Other recent Parkinson's-related events emphasizing the need for a cure includes news from Bristol-Myers Squibb (NYSE:BMY). The company just in September announced a partnership for the development of drugs for Parkinson's disease. Vanderbilt University and Bristol-Myers Squibb announced that they signed a collaboration agreement for the discovery, development and commercialization of novel therapies acting on the mGluR4 glutamate receptor, known as positive allosteric modulators or PAMs, for the treatment of Parkinson's disease.

Under the collaboration, the Vanderbilt Center for Neuroscience Drug Discovery will identify drug candidates from its existing program, which obtained major support from The Michael J. Fox Foundation for Parkinson's Research. Bristol-Myers Squibb will have the right to develop and commercialize products resulting from the collaborative research program.

As noted above, Acadia will definitely benefit from the market's increased focus on Parkinson's after strong results for its drug candidate in Phase 3 trials, however, other companies developing Parkinson's solutions should also benefit from the increased focus. Amarantus Bioscience (OTCPK:AMBS) is one of those companies. The company is a development-stage biotechnology company founded in January 2008. The company has a focus on developing certain biologics surrounding the intellectual property and proprietary technologies it owns to treat and/or diagnose Parkinson's disease, Traumatic Brain Injury and other human diseases. The company owns the intellectual property rights to a therapeutic protein known as Mesencephalic-Astrocyte-derived Neurotrophic Factor ("MANF") and is developing MANF-based products as treatments for brain disorders.

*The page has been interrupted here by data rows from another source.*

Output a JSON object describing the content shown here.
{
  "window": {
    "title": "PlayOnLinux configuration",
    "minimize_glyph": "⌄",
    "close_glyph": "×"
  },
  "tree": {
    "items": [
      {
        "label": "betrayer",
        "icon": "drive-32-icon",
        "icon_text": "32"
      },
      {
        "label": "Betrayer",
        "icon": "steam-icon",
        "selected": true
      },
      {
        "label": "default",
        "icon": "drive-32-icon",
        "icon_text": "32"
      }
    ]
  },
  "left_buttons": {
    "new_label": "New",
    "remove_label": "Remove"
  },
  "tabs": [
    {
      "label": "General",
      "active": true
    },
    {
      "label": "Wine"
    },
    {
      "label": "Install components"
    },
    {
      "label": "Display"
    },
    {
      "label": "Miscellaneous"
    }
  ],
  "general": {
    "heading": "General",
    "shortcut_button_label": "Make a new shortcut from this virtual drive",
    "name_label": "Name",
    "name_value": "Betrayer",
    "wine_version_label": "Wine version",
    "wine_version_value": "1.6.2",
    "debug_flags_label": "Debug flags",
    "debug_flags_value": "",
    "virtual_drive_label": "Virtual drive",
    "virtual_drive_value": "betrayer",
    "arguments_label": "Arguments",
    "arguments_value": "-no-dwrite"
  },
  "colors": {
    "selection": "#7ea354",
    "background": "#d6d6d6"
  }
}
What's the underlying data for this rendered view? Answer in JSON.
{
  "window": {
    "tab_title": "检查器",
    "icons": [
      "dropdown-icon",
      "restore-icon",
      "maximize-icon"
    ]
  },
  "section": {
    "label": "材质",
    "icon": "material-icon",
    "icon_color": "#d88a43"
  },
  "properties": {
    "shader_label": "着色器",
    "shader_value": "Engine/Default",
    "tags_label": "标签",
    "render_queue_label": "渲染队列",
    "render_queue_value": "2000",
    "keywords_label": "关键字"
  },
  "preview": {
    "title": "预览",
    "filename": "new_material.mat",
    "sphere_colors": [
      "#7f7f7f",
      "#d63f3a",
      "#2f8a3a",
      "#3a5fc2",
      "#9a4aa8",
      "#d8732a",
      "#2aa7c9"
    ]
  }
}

MANF is aimed at developing products to address the underlying Programmed Cell Death (Apoptosis) associated a wide range of devastating human disorders. With a global trend towards an prolonged life expectancy due to novel therapies and emerging countries gaining access to critical medical care, the development of Apoptosis-related treatments represents a significant market opportunity that addresses a critical unmet medical need: safely and effectively improving currently approved patient treatments.

The potential of MANF technology has been recognized by some of the biggest names in the biotech space. Just last month, the company announced that it has appointed Amgen Co-Founder Joseph Rubinfeld, PhD to its Corporate Advisory Board. "I believe in MANF," said Dr. Rubinfeld. "I have reviewed a great number of technologies in my 45 year career in the biopharmaceutical field, and I believe that MANF could be one of the biggest successes that I have ever seen... I believe that if we are able to further de-risk MANF with positive toxicology studies and early clinical data, the company's new orphan drug strategy could get MANF to market rather expeditiously." Dr. Rubinfeld went on to add that MANF has the commercial potential to become a blockbuster drug.

Disclosure: I have no positions in any stocks mentioned, and no plans to initiate any positions within the next 72 hours. I wrote this article myself, and it expresses my own opinions. I am not receiving compensation for it (other than from Seeking Alpha). I have no business relationship with any company whose stock is mentioned in this article.